Por Marcos Aurélio Ruy

A música está para a vida tanto quanto a ciência para a superação da pandemia. A humanidade não sobrevive sem a ciência, sem os profissionais da saúde neste momento crucial pelo qual o país passa.

E a música popular brasileira vem resgatar a resistência e apontar o caminho da ciência, da cultura, da vida. O caminho da unidade de todas as pessoas que defendem o saber, que valorizam a inteligência, que respeitam as diferenças. A unidade que pode trazer a novidade e deixar para trás o pensamento obtuso, a obscuridade, a falta de cultura, de ciência, de vida.

Esta seleção traz seis canções apropriadas para a compreensão deste momento da vida do país e do mundo. Cinco representantes fundamentais da MPB e um compositor argentino, Fito Páez. Porque o papel da cultura é superior. É elevar o pensamento e principalmente a vontade de transformar o mundo na prática.

Gilberto Gil e Ruy Guerra

A parceria do baiano Gilberto Gil com o moçambicano, radicado no Brasil, Ruy Guerra, importante cineasta do país, “Sob Pressão” retrata com emoção o momento que vivemos. A pressão que sofremos para sobreviver ao negacionismo, à falta de coordenação nacional no combate à pandemia que ceifa vidas, à falta de um governo à altura das necessidades do país.

Sob pressão se faz a unidade em defesa da vida, da ciência e da inteligência como única forma de derrotar o retrocesso, a desinteligência. O Brasil está pagando um preço muito alto porque a mentalidade escravocrata de parte da elite nos impede de crescer.

“Neste canto aqui da poesia

Casa da fantasia e da razão

Abre-se a porta e entra um novo dia

Pela janela adentro um coração

A voz de um barco a bordo da alvorada

O sol da aurora secando o pulmão

Ano passado se eu morri na estrada

Vai que esse ano não morro mais não”

 

Sob Pressão (2021), de Gilberto Gil e Ruy Guerra; Gil canta com Chico Buarque

José Miguel Wisnik

O paulista Zé Wisnik canta a esperança e a vontade de superação de um povo destinado a vencer o medo introjetado por uma elite carcomida. Que tem medo desse povo e, por isso, procura mantê-lo na ignorância.
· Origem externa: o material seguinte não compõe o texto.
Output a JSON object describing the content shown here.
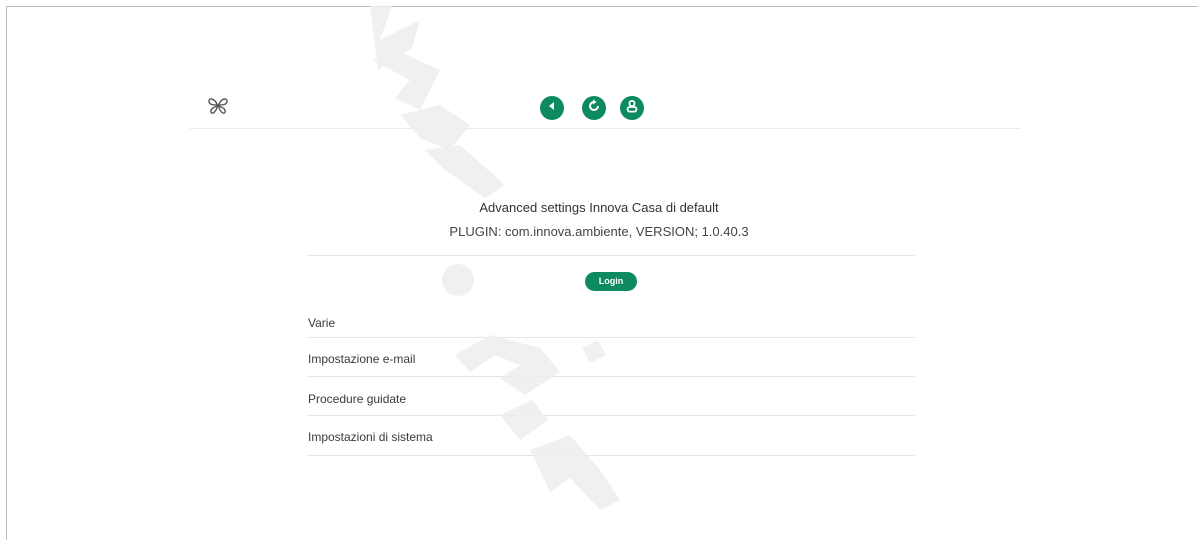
{
  "header": {
    "logo_icon": "butterfly-logo-icon",
    "buttons": [
      {
        "icon": "back-arrow-icon",
        "color": "#0d8a62"
      },
      {
        "icon": "refresh-icon",
        "color": "#0d8a62"
      },
      {
        "icon": "user-icon",
        "color": "#0d8a62"
      }
    ]
  },
  "main": {
    "title": "Advanced settings Innova Casa di default",
    "plugin_info": "PLUGIN: com.innova.ambiente, VERSION; 1.0.40.3",
    "login_label": "Login"
  },
  "menu": {
    "items": [
      {
        "label": "Varie"
      },
      {
        "label": "Impostazione e-mail"
      },
      {
        "label": "Procedure guidate"
      },
      {
        "label": "Impostazioni di sistema"
      }
    ]
  },
  "theme": {
    "accent": "#0d8a62"
  }
}
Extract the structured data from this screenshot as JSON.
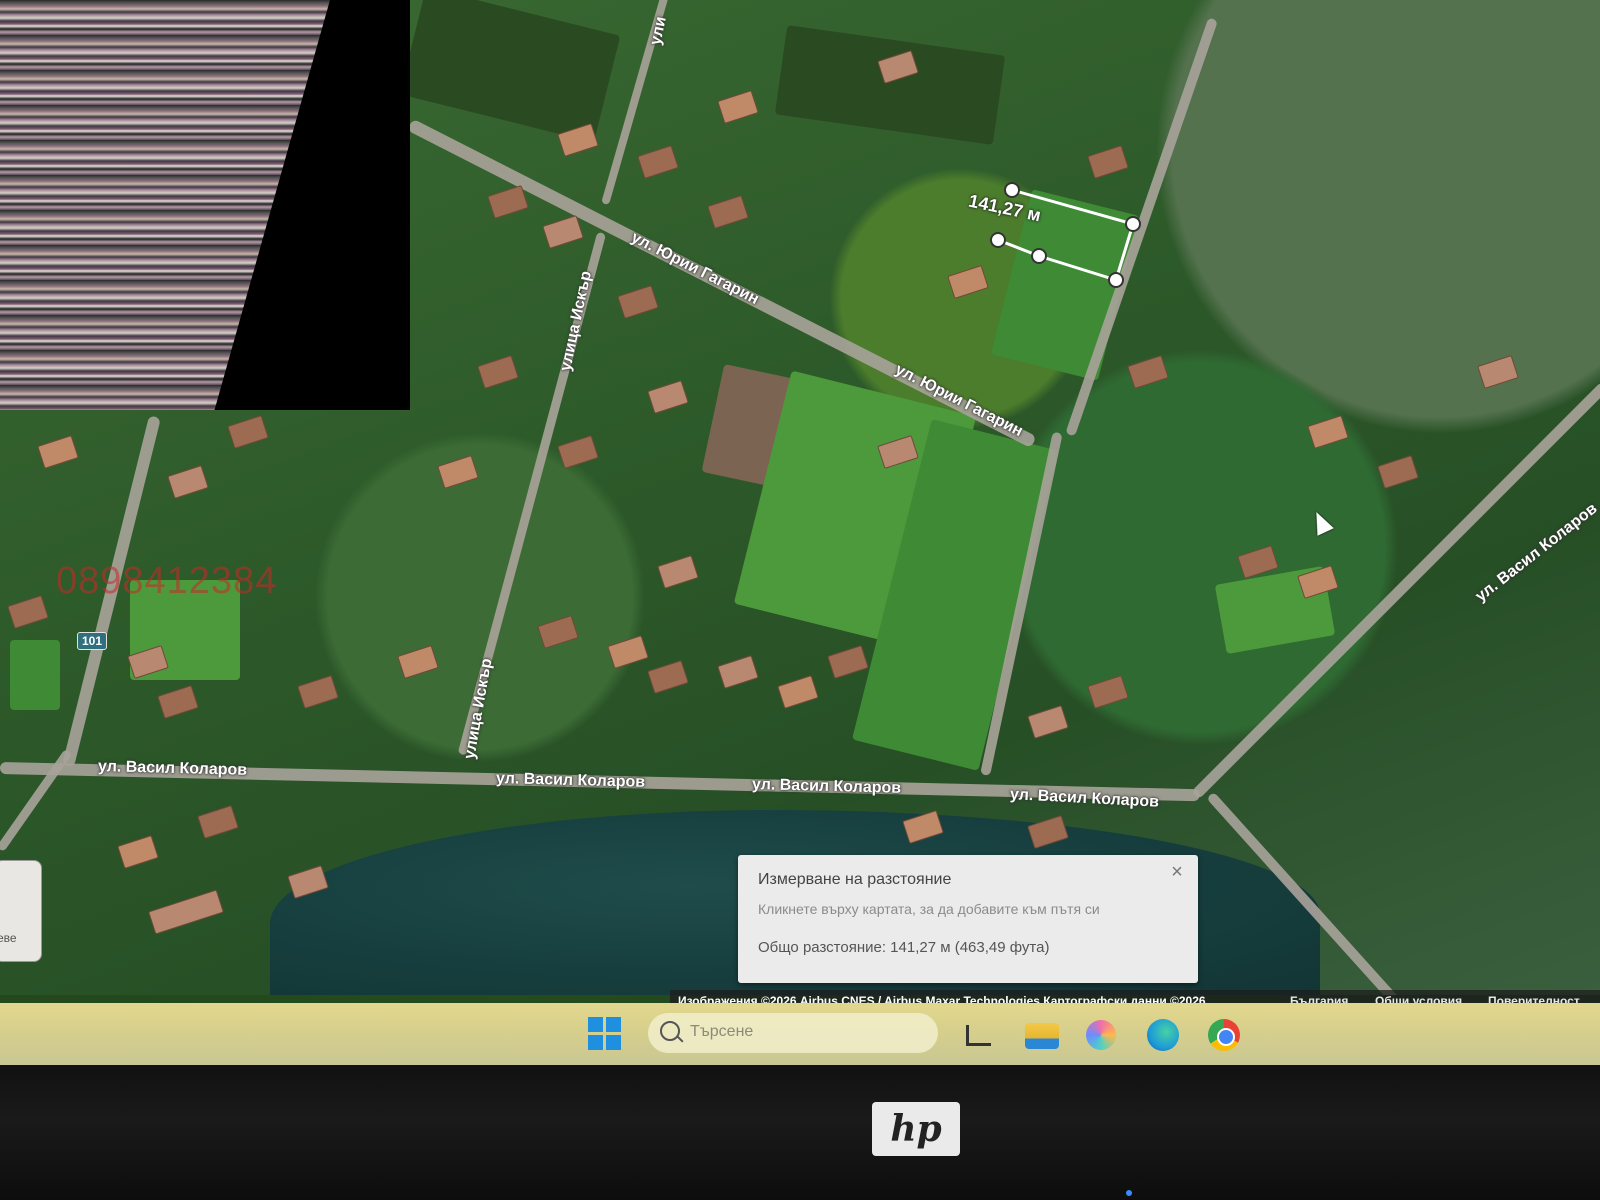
{
  "map": {
    "street_labels": [
      {
        "id": "yuri-gagarin-1",
        "text": "ул. Юрии Гагарин"
      },
      {
        "id": "yuri-gagarin-2",
        "text": "ул. Юрии Гагарин"
      },
      {
        "id": "iskar-1",
        "text": "улица Искър"
      },
      {
        "id": "iskar-2",
        "text": "улица Искър"
      },
      {
        "id": "vasil-kolarov-1",
        "text": "ул. Васил Коларов"
      },
      {
        "id": "vasil-kolarov-2",
        "text": "ул. Васил Коларов"
      },
      {
        "id": "vasil-kolarov-3",
        "text": "ул. Васил Коларов"
      },
      {
        "id": "vasil-kolarov-4",
        "text": "ул. Васил Коларов"
      },
      {
        "id": "vasil-kolarov-5",
        "text": "ул. Васил Коларов"
      },
      {
        "id": "top-partial",
        "text": "ули"
      }
    ],
    "route_shield": "101",
    "watermark_phone": "0898412384",
    "measure_line_label": "141,27 м",
    "left_edge_text": "еве"
  },
  "measure_panel": {
    "title": "Измерване на разстояние",
    "hint": "Кликнете върху картата, за да добавите към пътя си",
    "total": "Общо разстояние: 141,27 м (463,49 фута)",
    "close_icon": "close-icon"
  },
  "attribution": {
    "text": "Изображения ©2026 Airbus,CNES / Airbus,Maxar Technologies,Картографски данни ©2026",
    "country": "България",
    "terms": "Общи условия",
    "privacy": "Поверителност"
  },
  "taskbar": {
    "search_placeholder": "Търсене",
    "icons": [
      "windows-start-icon",
      "search-icon",
      "task-view-icon",
      "file-explorer-icon",
      "copilot-icon",
      "edge-icon",
      "chrome-icon"
    ]
  },
  "monitor": {
    "brand": "hp"
  },
  "colors": {
    "start_blue": "#1f8fe0",
    "measure_panel_bg": "#ecebeb",
    "taskbar_tint": "#d5ce8c"
  }
}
“E que não seja o ovo da serpente

Chocado por gente chocada renitente

Querendo a todo custo que ela seja chata

A terra não é plana

A terra não é chata

A terra simplesmente plana

Carregando o peso da ganância que a maltrata

Dançando em ondas com os astros

Seus parceiros mudos

Abraçando em círculos o centro que lhe escapa”

 

A Terra Plana (2020), de José Miguel Wisnik

Fito Páez

Uma das mais importantes vozes do rock feito na Argentina, Fito Páez também é roteirista de cinema e sua arte remonta à esperança de um futuro com uma vida mais digna para todas as pessoas.

“Tudo gira e gira

Tudo sob o Sol A

vida é projetada

borboleta tecnológica”

 

Borboleta Tecnológica (1994), de Fito Páez

Ednardo

O cearense Ednardo trouxe à tona uma história importante da vida do país em uma de suas canções. “Ausência”, gravada em 1974, foi feita para homenagear uma guerrilheira do Araguaia. Uma jovem com quem passou uma noite dançando e a levou para casa já na madrugada.
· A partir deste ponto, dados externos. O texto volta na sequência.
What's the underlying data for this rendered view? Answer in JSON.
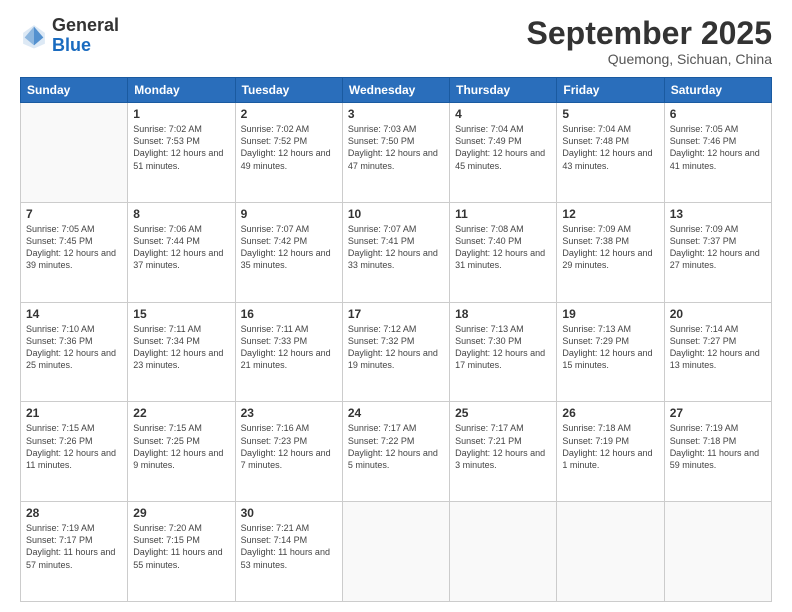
{
  "logo": {
    "general": "General",
    "blue": "Blue"
  },
  "header": {
    "month": "September 2025",
    "location": "Quemong, Sichuan, China"
  },
  "weekdays": [
    "Sunday",
    "Monday",
    "Tuesday",
    "Wednesday",
    "Thursday",
    "Friday",
    "Saturday"
  ],
  "weeks": [
    [
      {
        "day": "",
        "sunrise": "",
        "sunset": "",
        "daylight": ""
      },
      {
        "day": "1",
        "sunrise": "Sunrise: 7:02 AM",
        "sunset": "Sunset: 7:53 PM",
        "daylight": "Daylight: 12 hours and 51 minutes."
      },
      {
        "day": "2",
        "sunrise": "Sunrise: 7:02 AM",
        "sunset": "Sunset: 7:52 PM",
        "daylight": "Daylight: 12 hours and 49 minutes."
      },
      {
        "day": "3",
        "sunrise": "Sunrise: 7:03 AM",
        "sunset": "Sunset: 7:50 PM",
        "daylight": "Daylight: 12 hours and 47 minutes."
      },
      {
        "day": "4",
        "sunrise": "Sunrise: 7:04 AM",
        "sunset": "Sunset: 7:49 PM",
        "daylight": "Daylight: 12 hours and 45 minutes."
      },
      {
        "day": "5",
        "sunrise": "Sunrise: 7:04 AM",
        "sunset": "Sunset: 7:48 PM",
        "daylight": "Daylight: 12 hours and 43 minutes."
      },
      {
        "day": "6",
        "sunrise": "Sunrise: 7:05 AM",
        "sunset": "Sunset: 7:46 PM",
        "daylight": "Daylight: 12 hours and 41 minutes."
      }
    ],
    [
      {
        "day": "7",
        "sunrise": "Sunrise: 7:05 AM",
        "sunset": "Sunset: 7:45 PM",
        "daylight": "Daylight: 12 hours and 39 minutes."
      },
      {
        "day": "8",
        "sunrise": "Sunrise: 7:06 AM",
        "sunset": "Sunset: 7:44 PM",
        "daylight": "Daylight: 12 hours and 37 minutes."
      },
      {
        "day": "9",
        "sunrise": "Sunrise: 7:07 AM",
        "sunset": "Sunset: 7:42 PM",
        "daylight": "Daylight: 12 hours and 35 minutes."
      },
      {
        "day": "10",
        "sunrise": "Sunrise: 7:07 AM",
        "sunset": "Sunset: 7:41 PM",
        "daylight": "Daylight: 12 hours and 33 minutes."
      },
      {
        "day": "11",
        "sunrise": "Sunrise: 7:08 AM",
        "sunset": "Sunset: 7:40 PM",
        "daylight": "Daylight: 12 hours and 31 minutes."
      },
      {
        "day": "12",
        "sunrise": "Sunrise: 7:09 AM",
        "sunset": "Sunset: 7:38 PM",
        "daylight": "Daylight: 12 hours and 29 minutes."
      },
      {
        "day": "13",
        "sunrise": "Sunrise: 7:09 AM",
        "sunset": "Sunset: 7:37 PM",
        "daylight": "Daylight: 12 hours and 27 minutes."
      }
    ],
    [
      {
        "day": "14",
        "sunrise": "Sunrise: 7:10 AM",
        "sunset": "Sunset: 7:36 PM",
        "daylight": "Daylight: 12 hours and 25 minutes."
      },
      {
        "day": "15",
        "sunrise": "Sunrise: 7:11 AM",
        "sunset": "Sunset: 7:34 PM",
        "daylight": "Daylight: 12 hours and 23 minutes."
      },
      {
        "day": "16",
        "sunrise": "Sunrise: 7:11 AM",
        "sunset": "Sunset: 7:33 PM",
        "daylight": "Daylight: 12 hours and 21 minutes."
      },
      {
        "day": "17",
        "sunrise": "Sunrise: 7:12 AM",
        "sunset": "Sunset: 7:32 PM",
        "daylight": "Daylight: 12 hours and 19 minutes."
      },
      {
        "day": "18",
        "sunrise": "Sunrise: 7:13 AM",
        "sunset": "Sunset: 7:30 PM",
        "daylight": "Daylight: 12 hours and 17 minutes."
      },
      {
        "day": "19",
        "sunrise": "Sunrise: 7:13 AM",
        "sunset": "Sunset: 7:29 PM",
        "daylight": "Daylight: 12 hours and 15 minutes."
      },
      {
        "day": "20",
        "sunrise": "Sunrise: 7:14 AM",
        "sunset": "Sunset: 7:27 PM",
        "daylight": "Daylight: 12 hours and 13 minutes."
      }
    ],
    [
      {
        "day": "21",
        "sunrise": "Sunrise: 7:15 AM",
        "sunset": "Sunset: 7:26 PM",
        "daylight": "Daylight: 12 hours and 11 minutes."
      },
      {
        "day": "22",
        "sunrise": "Sunrise: 7:15 AM",
        "sunset": "Sunset: 7:25 PM",
        "daylight": "Daylight: 12 hours and 9 minutes."
      },
      {
        "day": "23",
        "sunrise": "Sunrise: 7:16 AM",
        "sunset": "Sunset: 7:23 PM",
        "daylight": "Daylight: 12 hours and 7 minutes."
      },
      {
        "day": "24",
        "sunrise": "Sunrise: 7:17 AM",
        "sunset": "Sunset: 7:22 PM",
        "daylight": "Daylight: 12 hours and 5 minutes."
      },
      {
        "day": "25",
        "sunrise": "Sunrise: 7:17 AM",
        "sunset": "Sunset: 7:21 PM",
        "daylight": "Daylight: 12 hours and 3 minutes."
      },
      {
        "day": "26",
        "sunrise": "Sunrise: 7:18 AM",
        "sunset": "Sunset: 7:19 PM",
        "daylight": "Daylight: 12 hours and 1 minute."
      },
      {
        "day": "27",
        "sunrise": "Sunrise: 7:19 AM",
        "sunset": "Sunset: 7:18 PM",
        "daylight": "Daylight: 11 hours and 59 minutes."
      }
    ],
    [
      {
        "day": "28",
        "sunrise": "Sunrise: 7:19 AM",
        "sunset": "Sunset: 7:17 PM",
        "daylight": "Daylight: 11 hours and 57 minutes."
      },
      {
        "day": "29",
        "sunrise": "Sunrise: 7:20 AM",
        "sunset": "Sunset: 7:15 PM",
        "daylight": "Daylight: 11 hours and 55 minutes."
      },
      {
        "day": "30",
        "sunrise": "Sunrise: 7:21 AM",
        "sunset": "Sunset: 7:14 PM",
        "daylight": "Daylight: 11 hours and 53 minutes."
      },
      {
        "day": "",
        "sunrise": "",
        "sunset": "",
        "daylight": ""
      },
      {
        "day": "",
        "sunrise": "",
        "sunset": "",
        "daylight": ""
      },
      {
        "day": "",
        "sunrise": "",
        "sunset": "",
        "daylight": ""
      },
      {
        "day": "",
        "sunrise": "",
        "sunset": "",
        "daylight": ""
      }
    ]
  ]
}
Ele conta que a moça o “olhava como se fosse a última vez, deitava a cabeça em meu ombro, me beijava e dava carinhos, de repente vi seus olhos se encherem de lágrimas e foi uma cachoeira, e eu sem entender muito do que estava acontecendo falei – Que é isso, amanhã a gente se ver de novo”. E ela respondeu que “amanhã estou viajando e não sei se volto…”.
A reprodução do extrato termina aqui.